You can lose 15-20 pounds in 14 days
As I said this is not a long term method but if done for about 14 days you can burn body fat very quickly. Basically it’s just eating a consistently low level of calories for 2 weeks and no more. Beyond this your metabolism starts to slow down.
You can burn more fat than doing cardio
This type of crash dieting is more effective than doing cardio every day when done in a short period of time. Let me use myself as an example to explain this further. My resting metabolic rate is about 2000 calories a day. So I burn this amount to survive without doing any exercise or activity. Now if I only eat about 600 calories a day I create a 1400-calorie deficit. To do this with exercise I jog on the treadmill for about 2.5 hours. So as you can see it is much easier to cause this deficiency by eating less than exercising more. Just to remind you that long-term cardio is the most effective and healthy way to burn fat, but it’s only for the short term.
Your simple quick weight loss diet plan
1) Consume only 600-800 calories daily for 14 days.
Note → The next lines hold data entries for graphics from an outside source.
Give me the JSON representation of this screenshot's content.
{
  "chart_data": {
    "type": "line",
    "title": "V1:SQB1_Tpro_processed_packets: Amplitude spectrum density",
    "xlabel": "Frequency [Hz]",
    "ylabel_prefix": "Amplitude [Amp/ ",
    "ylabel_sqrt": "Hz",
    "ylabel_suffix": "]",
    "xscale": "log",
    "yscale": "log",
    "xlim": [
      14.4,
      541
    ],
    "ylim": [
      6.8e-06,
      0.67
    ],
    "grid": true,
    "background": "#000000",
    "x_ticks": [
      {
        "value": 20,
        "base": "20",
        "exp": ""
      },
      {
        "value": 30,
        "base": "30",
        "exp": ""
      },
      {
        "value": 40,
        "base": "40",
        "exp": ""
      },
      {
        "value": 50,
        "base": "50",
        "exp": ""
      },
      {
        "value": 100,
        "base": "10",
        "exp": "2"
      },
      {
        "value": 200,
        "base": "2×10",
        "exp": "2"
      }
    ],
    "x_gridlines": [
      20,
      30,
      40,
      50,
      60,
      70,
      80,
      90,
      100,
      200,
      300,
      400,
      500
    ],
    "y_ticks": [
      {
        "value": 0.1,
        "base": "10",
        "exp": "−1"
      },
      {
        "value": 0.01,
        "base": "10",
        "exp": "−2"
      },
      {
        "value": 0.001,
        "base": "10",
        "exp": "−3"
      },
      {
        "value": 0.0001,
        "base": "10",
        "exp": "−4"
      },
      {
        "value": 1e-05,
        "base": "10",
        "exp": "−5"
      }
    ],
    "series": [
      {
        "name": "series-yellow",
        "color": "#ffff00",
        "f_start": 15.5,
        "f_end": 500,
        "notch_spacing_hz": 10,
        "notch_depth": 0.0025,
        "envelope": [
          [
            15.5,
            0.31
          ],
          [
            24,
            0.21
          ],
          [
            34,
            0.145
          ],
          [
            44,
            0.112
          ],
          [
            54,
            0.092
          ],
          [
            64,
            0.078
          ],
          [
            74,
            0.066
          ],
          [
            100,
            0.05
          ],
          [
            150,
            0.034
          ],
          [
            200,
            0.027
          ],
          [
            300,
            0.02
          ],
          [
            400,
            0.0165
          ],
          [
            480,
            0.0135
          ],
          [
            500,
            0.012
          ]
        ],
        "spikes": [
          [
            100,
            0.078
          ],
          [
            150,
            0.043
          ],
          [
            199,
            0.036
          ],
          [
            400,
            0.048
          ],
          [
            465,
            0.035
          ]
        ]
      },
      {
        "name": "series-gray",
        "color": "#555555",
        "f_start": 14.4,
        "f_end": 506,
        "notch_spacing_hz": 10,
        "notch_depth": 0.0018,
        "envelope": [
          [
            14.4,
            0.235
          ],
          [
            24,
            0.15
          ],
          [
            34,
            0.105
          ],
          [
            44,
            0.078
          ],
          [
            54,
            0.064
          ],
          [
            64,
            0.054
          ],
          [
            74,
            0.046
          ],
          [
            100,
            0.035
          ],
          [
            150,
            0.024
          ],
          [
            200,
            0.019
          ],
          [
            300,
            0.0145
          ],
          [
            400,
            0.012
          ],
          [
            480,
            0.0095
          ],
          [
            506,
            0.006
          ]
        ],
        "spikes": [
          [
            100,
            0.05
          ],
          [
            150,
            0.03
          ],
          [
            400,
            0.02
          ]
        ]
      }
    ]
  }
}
2) Do not consume any fat or sugar
3) Consume around 100-150 grams of protein daily
4) Take plenty of water – more than 4 liters per day
5) Drink as much green tea and coffee as you want
6) Take a quality multivitamin during this period
It’s not for everyone and takes a huge amount of discipline. I usually do this type of diet before summer, when I’m more mentally focused on getting in shape.
My daily meal plan looks like this
Breakfast – protein shake with water
Meal – 1 skinless chicken breast
Dinner – chicken breast and a large green salad
I have black coffee or green tea to satisfy hunger between meals
I know not very hungry but if you can stick with a similar plan for the whole 2 weeks you will see some dramatic results that will make it all worth it…honest!